Le nationalisme bolivarien se nourri de l’héritage de nos libérateurs. Hugo Chávez adapte au présent des situations vécues par Bolivar, il revendique la permanence de sa pensée et de son œuvre ; tous ses compagnons militaires reconnaissaient dans l’arbre aux trois racines — Bolivar, Zamora et Rodriguez — l’essence du projet de nation à reconstruire. L’opposition aux gouvernements des classes dominantes et à la vente de la patrie à des intérêts étrangers qu’ils avaient réalisée a constitué une source d’inspiration pour reprendre la geste libératrice.

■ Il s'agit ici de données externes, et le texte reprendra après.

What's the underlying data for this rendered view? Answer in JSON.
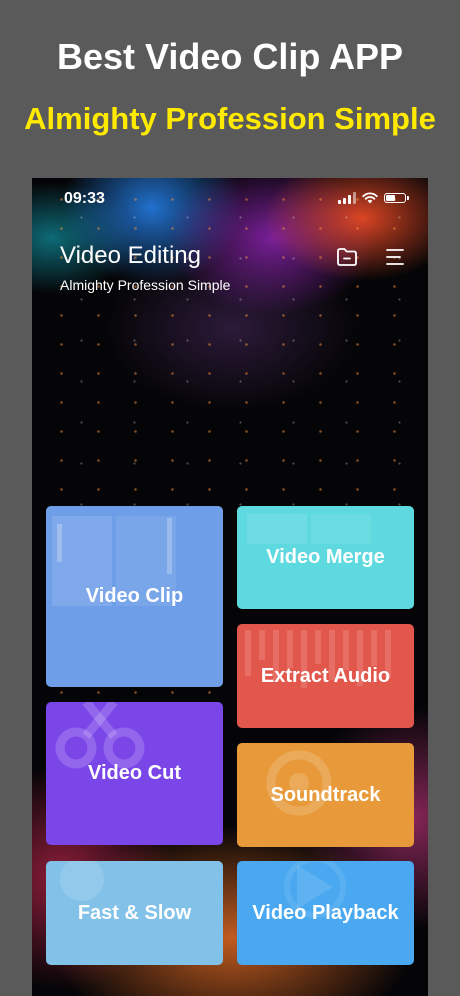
{
  "promo": {
    "headline": "Best Video Clip APP",
    "subheadline": "Almighty Profession Simple"
  },
  "status_bar": {
    "time": "09:33",
    "icons": [
      "signal-icon",
      "wifi-icon",
      "battery-icon"
    ],
    "battery_level": 0.45
  },
  "header": {
    "title": "Video Editing",
    "subtitle": "Almighty Profession Simple",
    "actions": [
      "folder-icon",
      "menu-icon"
    ]
  },
  "tiles": [
    {
      "label": "Video Clip",
      "color": "#6e9ee8"
    },
    {
      "label": "Video Merge",
      "color": "#5ed9df"
    },
    {
      "label": "Extract Audio",
      "color": "#e2574b"
    },
    {
      "label": "Video Cut",
      "color": "#7a46e8"
    },
    {
      "label": "Soundtrack",
      "color": "#e89a3a"
    },
    {
      "label": "Fast & Slow",
      "color": "#82c2e8"
    },
    {
      "label": "Video Playback",
      "color": "#49a8f0"
    }
  ]
}
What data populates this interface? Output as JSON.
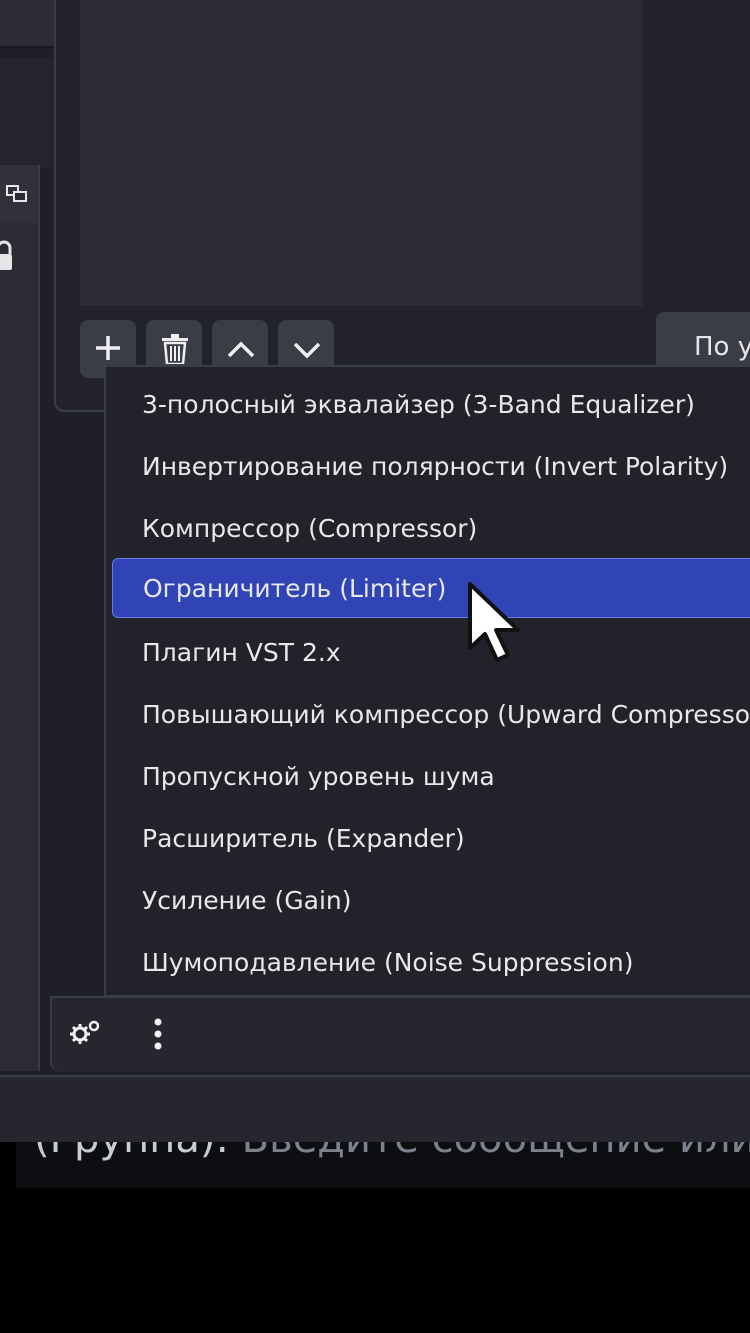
{
  "toolbar": {
    "add_icon": "plus-icon",
    "delete_icon": "trash-icon",
    "up_icon": "chevron-up-icon",
    "down_icon": "chevron-down-icon",
    "right_button_label": "По у"
  },
  "menu": {
    "items": [
      "3-полосный эквалайзер (3-Band Equalizer)",
      "Инвертирование полярности (Invert Polarity)",
      "Компрессор (Compressor)",
      "Ограничитель (Limiter)",
      "Плагин VST 2.x",
      "Повышающий компрессор (Upward Compressor)",
      "Пропускной уровень шума",
      "Расширитель (Expander)",
      "Усиление (Gain)",
      "Шумоподавление (Noise Suppression)"
    ],
    "selected_index": 3,
    "selected_color": "#3044b5"
  },
  "bottom": {
    "gear_icon": "gear-icon",
    "more_icon": "more-vertical-icon"
  },
  "chat": {
    "author": "(Группа):",
    "placeholder": " Введите сообщение или"
  },
  "colors": {
    "background": "#1f2027",
    "panel": "#2a2b33",
    "accent": "#3044b5"
  }
}
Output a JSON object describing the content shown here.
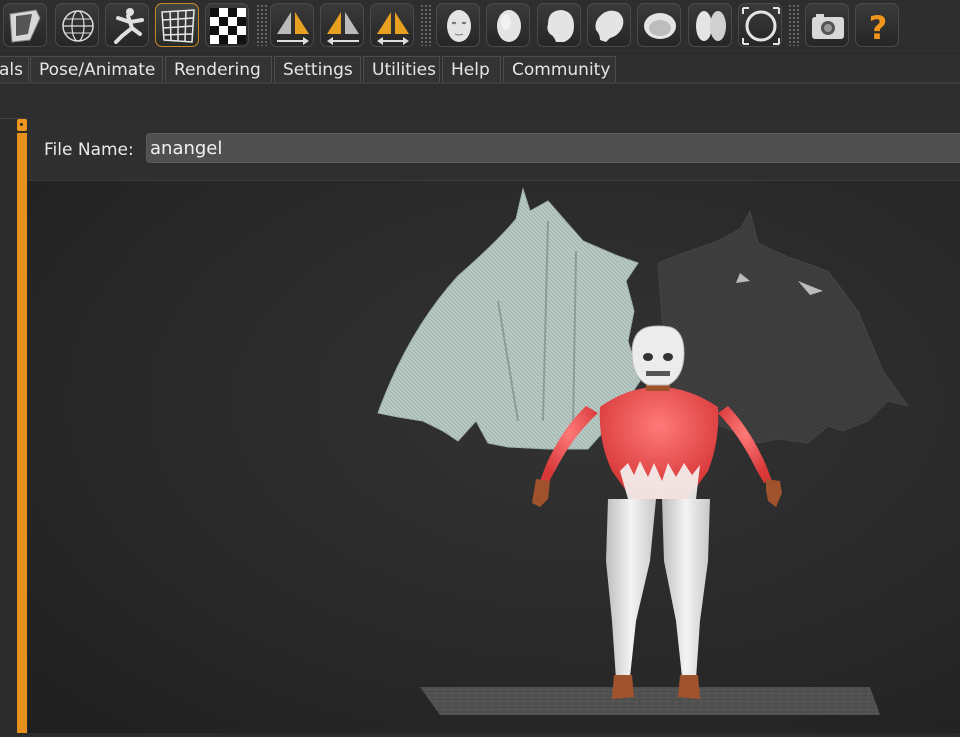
{
  "toolbar": {
    "buttons": [
      {
        "icon": "wing-shape-icon"
      },
      {
        "icon": "wireframe-sphere-icon"
      },
      {
        "icon": "running-figure-icon"
      },
      {
        "icon": "uv-grid-icon",
        "active": true
      },
      {
        "icon": "checkerboard-icon"
      },
      {
        "icon": "mirror-right-icon"
      },
      {
        "icon": "mirror-left-icon"
      },
      {
        "icon": "mirror-both-icon"
      },
      {
        "icon": "face-front-icon"
      },
      {
        "icon": "head-front-icon"
      },
      {
        "icon": "head-three-quarter-icon"
      },
      {
        "icon": "head-profile-icon"
      },
      {
        "icon": "head-tilt-icon"
      },
      {
        "icon": "head-back-icon"
      },
      {
        "icon": "fit-view-icon"
      },
      {
        "icon": "camera-icon"
      },
      {
        "icon": "help-icon"
      }
    ],
    "accent_color": "#f0961e"
  },
  "menu": {
    "items": [
      "als",
      "Pose/Animate",
      "Rendering",
      "Settings",
      "Utilities",
      "Help",
      "Community"
    ]
  },
  "file": {
    "label": "File Name:",
    "value": "anangel"
  }
}
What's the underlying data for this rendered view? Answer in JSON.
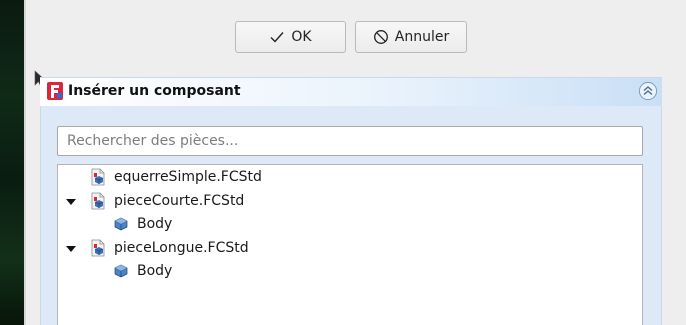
{
  "dialog": {
    "ok_label": "OK",
    "cancel_label": "Annuler"
  },
  "task_panel": {
    "title": "Insérer un composant",
    "search": {
      "placeholder": "Rechercher des pièces...",
      "value": ""
    },
    "tree": {
      "items": [
        {
          "label": "equerreSimple.FCStd",
          "type": "file",
          "expanded": false
        },
        {
          "label": "pieceCourte.FCStd",
          "type": "file",
          "expanded": true
        },
        {
          "label": "Body",
          "type": "body"
        },
        {
          "label": "pieceLongue.FCStd",
          "type": "file",
          "expanded": true
        },
        {
          "label": "Body",
          "type": "body"
        }
      ]
    }
  },
  "icons": {
    "ok": "checkmark-icon",
    "cancel": "circle-slash-icon",
    "logo": "freecad-logo-icon",
    "collapse": "double-chevron-up-icon",
    "file": "fcstd-file-icon",
    "body": "body-cube-icon",
    "expand": "triangle-down-icon"
  },
  "colors": {
    "header_gradient_end": "#c9dff6",
    "panel_body": "#dde9f7",
    "logo_red": "#d7263d",
    "logo_blue": "#2f6fd1"
  }
}
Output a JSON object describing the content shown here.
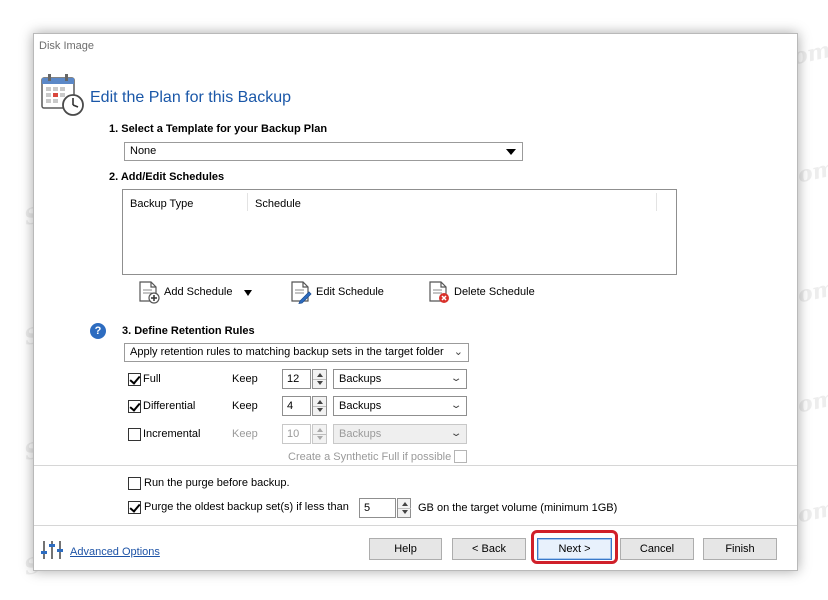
{
  "window": {
    "title": "Disk Image",
    "header_title": "Edit the Plan for this Backup"
  },
  "template_section": {
    "title": "1. Select a Template for your Backup Plan",
    "selected": "None"
  },
  "schedules_section": {
    "title": "2. Add/Edit Schedules",
    "columns": [
      "Backup Type",
      "Schedule"
    ],
    "add_label": "Add Schedule",
    "edit_label": "Edit Schedule",
    "delete_label": "Delete Schedule"
  },
  "retention_section": {
    "title": "3. Define Retention Rules",
    "help": "?",
    "rule_mode": "Apply retention rules to matching backup sets in the target folder",
    "rows": [
      {
        "label": "Full",
        "checked": true,
        "keep_label": "Keep",
        "value": "12",
        "unit": "Backups",
        "enabled": true
      },
      {
        "label": "Differential",
        "checked": true,
        "keep_label": "Keep",
        "value": "4",
        "unit": "Backups",
        "enabled": true
      },
      {
        "label": "Incremental",
        "checked": false,
        "keep_label": "Keep",
        "value": "10",
        "unit": "Backups",
        "enabled": false
      }
    ],
    "synthetic_full_label": "Create a Synthetic Full if possible",
    "run_purge_label": "Run the purge before backup.",
    "purge_oldest_label": "Purge the oldest backup set(s) if less than",
    "purge_value": "5",
    "purge_suffix": "GB on the target volume (minimum 1GB)"
  },
  "footer": {
    "advanced_options": "Advanced Options",
    "help": "Help",
    "back": "< Back",
    "next": "Next >",
    "cancel": "Cancel",
    "finish": "Finish"
  },
  "watermark_text": "Soringpcrepair.com",
  "colors": {
    "accent": "#1a57a8",
    "highlight": "#d0202a",
    "help_icon": "#2d6cc0"
  }
}
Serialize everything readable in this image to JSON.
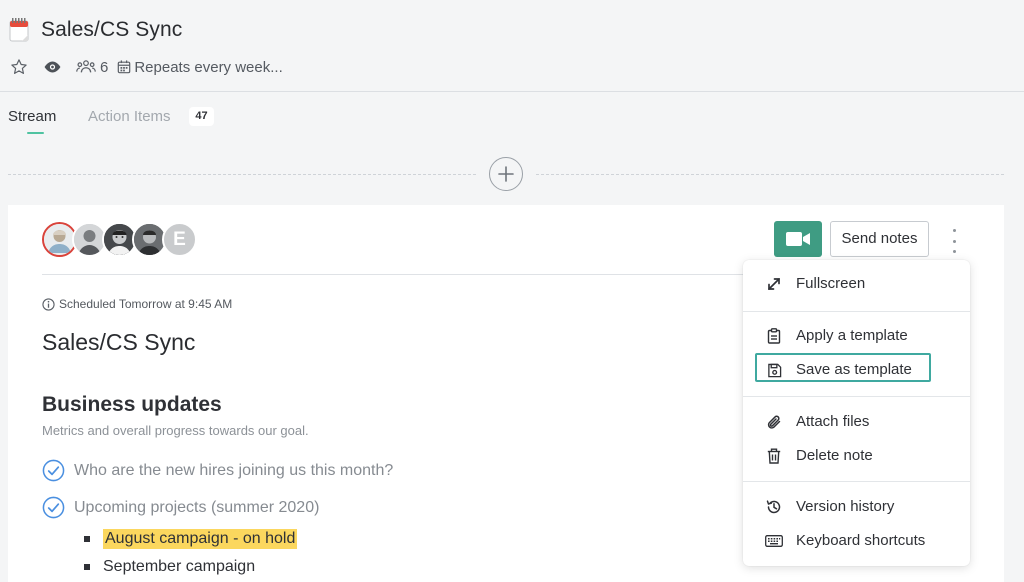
{
  "header": {
    "title": "Sales/CS Sync",
    "attendee_count": "6",
    "recurrence": "Repeats every week..."
  },
  "tabs": [
    {
      "label": "Stream",
      "active": true
    },
    {
      "label": "Action Items",
      "badge": "47"
    }
  ],
  "card": {
    "avatars": [
      {
        "initial": ""
      },
      {
        "initial": ""
      },
      {
        "initial": ""
      },
      {
        "initial": ""
      },
      {
        "initial": "E"
      }
    ],
    "send_notes_label": "Send notes",
    "scheduled": "Scheduled Tomorrow at 9:45 AM",
    "doc_title": "Sales/CS Sync",
    "section_title": "Business updates",
    "section_subtitle": "Metrics and overall progress towards our goal.",
    "todos": [
      "Who are the new hires joining us this month?",
      "Upcoming projects (summer 2020)"
    ],
    "bullets": [
      "August campaign - on hold",
      "September campaign"
    ]
  },
  "menu": {
    "items": [
      {
        "label": "Fullscreen",
        "icon": "expand-icon"
      },
      {
        "label": "Apply a template",
        "icon": "clipboard-icon"
      },
      {
        "label": "Save as template",
        "icon": "save-icon",
        "focused": true
      },
      {
        "label": "Attach files",
        "icon": "paperclip-icon"
      },
      {
        "label": "Delete note",
        "icon": "trash-icon"
      },
      {
        "label": "Version history",
        "icon": "history-icon"
      },
      {
        "label": "Keyboard shortcuts",
        "icon": "keyboard-icon"
      }
    ]
  },
  "colors": {
    "accent": "#4fc3a1",
    "video_button": "#3f9c83",
    "highlight": "#fbd75e",
    "focus_border": "#3fa9a0",
    "check": "#4a8fe0"
  }
}
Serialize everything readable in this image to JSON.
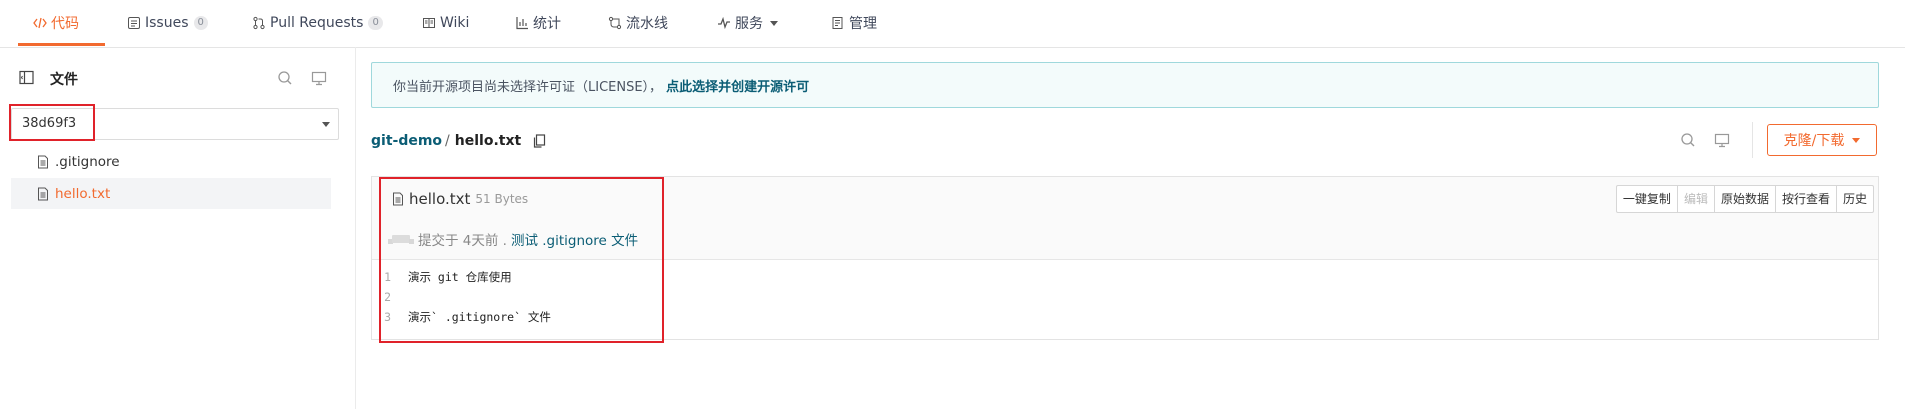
{
  "nav": {
    "tabs": [
      {
        "label": "代码",
        "active": true
      },
      {
        "label": "Issues",
        "count": "0"
      },
      {
        "label": "Pull Requests",
        "count": "0"
      },
      {
        "label": "Wiki"
      },
      {
        "label": "统计"
      },
      {
        "label": "流水线"
      },
      {
        "label": "服务"
      },
      {
        "label": "管理"
      }
    ]
  },
  "sidebar": {
    "title": "文件",
    "branch": "38d69f3",
    "files": [
      {
        "name": ".gitignore",
        "selected": false
      },
      {
        "name": "hello.txt",
        "selected": true
      }
    ]
  },
  "notice": {
    "text": "你当前开源项目尚未选择许可证（LICENSE），",
    "link": "点此选择并创建开源许可"
  },
  "breadcrumb": {
    "repo": "git-demo",
    "separator": "/",
    "file": "hello.txt"
  },
  "clone_button": {
    "label": "克隆/下载"
  },
  "file": {
    "name": "hello.txt",
    "size": "51 Bytes",
    "commit_prefix": "提交于 4天前 .",
    "commit_message": "测试 .gitignore 文件",
    "actions": [
      {
        "label": "一键复制",
        "disabled": false
      },
      {
        "label": "编辑",
        "disabled": true
      },
      {
        "label": "原始数据",
        "disabled": false
      },
      {
        "label": "按行查看",
        "disabled": false
      },
      {
        "label": "历史",
        "disabled": false
      }
    ],
    "lines": [
      {
        "num": "1",
        "text": "演示 git 仓库使用"
      },
      {
        "num": "2",
        "text": ""
      },
      {
        "num": "3",
        "text": "演示` .gitignore` 文件"
      }
    ]
  },
  "colors": {
    "accent": "#f26a2f",
    "link": "#0b5d75",
    "highlight_box": "#e0222a"
  }
}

« … la pensée de chacun d’entre nous évolue avec le temps. Dans mon cas, j’ai acquis de l’expérience et j’ai recueilli des idées qui sont le produit de cette dialectique qui se reproduit entre la théorie, les débats, les discussions et la praxis de ce qui est en train de se produire au Venezuela (…) un peu avant les années 1980 nous avons commencé à former au sein de l’armée un courant bolivarien et nationaliste qui ne se posait même pas la question d’une révolution. Au milieu des années 1980 j’ai proposé à mes compagnons militaires d’ajouter la lettre R — pour révolution — au sigle de notre mouvement qui se nommait EB-200 — Ejercito bolivariano 200 (Armée bolivarienne 200) parce que 1983 marquait le bicentenaire de la naissance de Bolivar. Le mouvement est né en 1982, il s’agissait en réalité d’une petite cellule clandestine. Vers 1987, nous avons eu une discussion difficile. Le mouvement avait grandi mais nous étions encore des petits groupes, qui se sont finalement définis comme mouvement bolivarien révolutionnaire. L’objectif que nous poursuivions c’était une révolution, une transformation politique, sociale économique et culturelle inspirée par le point de vue de Bolivar. Nous avons ainsi dessiné ce que nous avons appelé « l’arbre aux trois racines », qui est notre source idéologique. Il y a la racine Bolivar (son point de vue sur l’égalité, et sa vision géopolitique d’intégration de l’Amérique Latine) ; la racine Zamora (d’Ezequiel Zamora, le général du peuple souverain et de l’unité civile-militaire) et la racine robinsonienne (de Simon Rodriguez, le maître de Bolivar, le Robinson, le savant de l’éducation populaire, la liberté et l’égalité). C’est cet « arbre aux trois racines » qui a donné sa substance idéologique à notre mouvement… » (1)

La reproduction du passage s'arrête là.